How Subway Toasted Quiznos In The Sandwich Wars

How Subway Toasted Quiznos In The Sandwich Wars

You can toast them, dress them up with pesto or lobster, and even use strange rodents to advertise them, but it turns out that all most people want from a sandwich is to know that it's healthy and cheap.

The bankruptcy filing of Quiznos, announced on Friday, is the latest sign that Americans, burned by the recession and slow recovery, would rather have a $5 footlong sandwich than fancier fare like a toasted sub. The downfall of Quiznos comes as downscale rival Subway is growing rapidly -- the company plans to add 10,000 restaurants in the next four years, according to Businessweek.

It wasn’t always this way. Though much smaller, Quiznos was once a legitimate competitor to Subway. At its height, Quiznos was able to use toasted and (arguably) meatier subs to lure some customers away from Subway’s boring, cold sandwiches, making it Subway’s closest rival in the sandwich game.

A Quiznos chicken sub.

But Quiznos' upscale appeal might also have set the stage for its own destruction.

“Quiznos really came out of the box with a better sandwich concept with a higher price point, which means many of the franchisees went into more expensive locations,” said Darren Tristano, the executive vice president of Technomic, a food research firm. Fancier locations meant higher rent, which meant that Quiznos restaurants needed to constantly be more profitable, Tristano said.

So when the recession hit, Quiznos was in trouble.

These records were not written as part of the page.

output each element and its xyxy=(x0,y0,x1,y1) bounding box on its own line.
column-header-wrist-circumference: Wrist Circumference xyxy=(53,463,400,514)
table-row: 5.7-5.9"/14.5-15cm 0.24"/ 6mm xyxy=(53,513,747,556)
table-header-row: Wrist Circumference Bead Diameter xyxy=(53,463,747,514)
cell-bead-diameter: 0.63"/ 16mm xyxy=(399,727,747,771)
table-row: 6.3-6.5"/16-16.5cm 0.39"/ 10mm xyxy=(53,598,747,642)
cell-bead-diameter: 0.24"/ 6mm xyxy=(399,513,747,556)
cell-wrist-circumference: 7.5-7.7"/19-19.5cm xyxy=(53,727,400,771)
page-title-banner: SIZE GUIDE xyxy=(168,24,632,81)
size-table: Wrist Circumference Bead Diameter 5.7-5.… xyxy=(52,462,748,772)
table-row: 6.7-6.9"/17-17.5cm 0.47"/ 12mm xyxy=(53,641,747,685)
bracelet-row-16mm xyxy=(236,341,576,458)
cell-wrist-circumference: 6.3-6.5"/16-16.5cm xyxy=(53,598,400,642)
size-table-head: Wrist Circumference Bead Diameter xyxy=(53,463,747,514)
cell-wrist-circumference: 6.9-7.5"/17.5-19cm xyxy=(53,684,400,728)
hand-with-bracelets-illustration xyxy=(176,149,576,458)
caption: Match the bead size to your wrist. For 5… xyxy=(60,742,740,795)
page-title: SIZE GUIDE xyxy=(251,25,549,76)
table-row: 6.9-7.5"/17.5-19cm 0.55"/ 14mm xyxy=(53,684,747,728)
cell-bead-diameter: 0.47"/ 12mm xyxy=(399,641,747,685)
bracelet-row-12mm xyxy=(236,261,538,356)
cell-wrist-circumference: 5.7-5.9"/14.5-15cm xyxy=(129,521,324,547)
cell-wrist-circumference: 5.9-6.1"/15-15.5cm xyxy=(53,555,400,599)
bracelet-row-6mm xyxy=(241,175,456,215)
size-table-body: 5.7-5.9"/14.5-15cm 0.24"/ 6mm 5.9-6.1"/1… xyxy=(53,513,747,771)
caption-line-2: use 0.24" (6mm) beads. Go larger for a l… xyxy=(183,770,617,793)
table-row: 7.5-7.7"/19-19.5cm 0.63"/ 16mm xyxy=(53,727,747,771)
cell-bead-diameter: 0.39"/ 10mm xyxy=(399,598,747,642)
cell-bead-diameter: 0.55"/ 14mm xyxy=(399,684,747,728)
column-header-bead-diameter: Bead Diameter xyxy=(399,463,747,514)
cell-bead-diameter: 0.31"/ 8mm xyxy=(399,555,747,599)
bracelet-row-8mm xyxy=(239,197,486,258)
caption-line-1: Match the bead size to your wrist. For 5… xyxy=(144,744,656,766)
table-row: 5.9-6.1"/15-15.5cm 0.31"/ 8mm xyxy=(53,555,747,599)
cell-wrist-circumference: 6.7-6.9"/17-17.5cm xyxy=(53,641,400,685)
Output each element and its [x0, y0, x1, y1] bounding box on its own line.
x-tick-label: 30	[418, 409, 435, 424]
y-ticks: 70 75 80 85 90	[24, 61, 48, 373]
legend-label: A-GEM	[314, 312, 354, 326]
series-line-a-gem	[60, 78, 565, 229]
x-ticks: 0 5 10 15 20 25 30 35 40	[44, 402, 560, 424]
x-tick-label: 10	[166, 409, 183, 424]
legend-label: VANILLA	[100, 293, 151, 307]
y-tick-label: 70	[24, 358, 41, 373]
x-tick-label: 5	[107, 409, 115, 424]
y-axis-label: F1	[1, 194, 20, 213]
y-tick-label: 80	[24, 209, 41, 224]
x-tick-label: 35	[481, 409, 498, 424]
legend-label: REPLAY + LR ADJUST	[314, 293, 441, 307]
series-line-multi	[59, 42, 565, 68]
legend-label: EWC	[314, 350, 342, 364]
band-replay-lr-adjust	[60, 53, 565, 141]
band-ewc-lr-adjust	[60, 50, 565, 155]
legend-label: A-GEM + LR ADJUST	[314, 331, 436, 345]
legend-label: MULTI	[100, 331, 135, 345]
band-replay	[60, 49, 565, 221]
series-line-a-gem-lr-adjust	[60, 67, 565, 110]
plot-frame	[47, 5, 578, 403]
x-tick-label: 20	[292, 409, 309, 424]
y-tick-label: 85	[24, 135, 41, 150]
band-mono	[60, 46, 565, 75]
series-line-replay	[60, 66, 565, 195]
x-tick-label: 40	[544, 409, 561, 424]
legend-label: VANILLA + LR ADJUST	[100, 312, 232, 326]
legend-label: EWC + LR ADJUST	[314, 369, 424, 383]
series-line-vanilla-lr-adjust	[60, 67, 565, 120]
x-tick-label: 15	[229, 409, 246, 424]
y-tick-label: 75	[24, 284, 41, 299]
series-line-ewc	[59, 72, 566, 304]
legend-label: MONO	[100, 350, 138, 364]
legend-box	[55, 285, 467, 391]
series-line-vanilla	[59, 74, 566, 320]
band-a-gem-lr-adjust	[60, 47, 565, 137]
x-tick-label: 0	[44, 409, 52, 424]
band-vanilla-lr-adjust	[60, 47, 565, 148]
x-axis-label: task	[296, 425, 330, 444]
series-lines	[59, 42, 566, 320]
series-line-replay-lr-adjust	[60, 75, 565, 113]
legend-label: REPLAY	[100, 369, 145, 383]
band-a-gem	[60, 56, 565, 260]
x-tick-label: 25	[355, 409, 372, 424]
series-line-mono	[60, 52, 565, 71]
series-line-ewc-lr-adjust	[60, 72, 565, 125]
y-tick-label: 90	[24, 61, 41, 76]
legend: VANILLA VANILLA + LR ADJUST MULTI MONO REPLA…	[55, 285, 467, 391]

Suddenly no one cared about the temperature of their sandwich, they just wanted it to be cheap.

Subway responded, launching its now-ubiquitous $5 footlong promotion in 2008. Americans responded: Revenue for the sandwich and sub industry grew 6.8 percent in 2009, led largely by the $5 footlong, according to a report from IBISWorld.

The chart above from IBISWorld shows how revenue for the sandwich and sub industry spiked in 2009, thanks largely to the $5 footlong.

With other upscale sandwich chains like Jimmy John's and Potbellys making inroads into Quiznos' niche, the company tried to compete with Subway on price. That decision “proved to be the downfall” for many of the chain's franchises, according to IBISWorld. “The use of premium ingredients in inexpensive menu items squeezed profitability at locations that already faced declining sales,” the report said.

Over the past five years, Quiznos has closed about 2,500 locations, according to IBISWorld, out of more than 4,000 before the recession hit. The company’s sales and market share both dropped by more than 50 percent between 2008 and 2013. It's now third in market share in sandwiches, behind Subway and Jimmy John's. In comparison, Subway has about 40,000 stores worldwide.

And Quiznos didn't just struggle to compete with Subway on pricing. Subway was one of the first large-scale food chains to capitalize on a growing American appetite for healthier foods by touting its own healthy offerings, starting with the Jared Fogle campaign in 2000, according to IBISWorld.

jared fogel

Jared Fogle, a Subway spokesperson, and New York Giants Defensive End Michael Strahan pose with Fogle's old pants while celebrating 10 years of keeping the weight he lost off in New York City.

Quiznos also suffers from a high debt load and a tortured relationship with franchisees, many of whom have sued the chain, alleging that it forced them to pay more for ingredients by buying from a Quiznos-affiliated supplier. Quiznos in 2009 agreed to pay $95 million to settle a series of class-action franchisee suits.

Quiznos is hoping that by filing for bankruptcy protection, the company will have more flexibility to give its franchisees a better deal, according to a news release announcing the bankruptcy.

"Our business plan includes several key elements aimed at supporting our franchisees, including reducing food costs, implementing a franchise owner rebate program, in certain circumstances making loans available to franchisees for restaurant improvements, investing in advertising to improve location awareness, and providing new incentives for prospective franchisees," Quiznos CEO Stuart K. Mathis wrote in the release.

Still the damage may already be done. Hard feelings between Quiznos and its franchisees have hurt the chain's ability to expand, Tristano said, noting that franchisees “have been closing stores instead of trying to build large systems.” All while Subway just keeps getting bigger.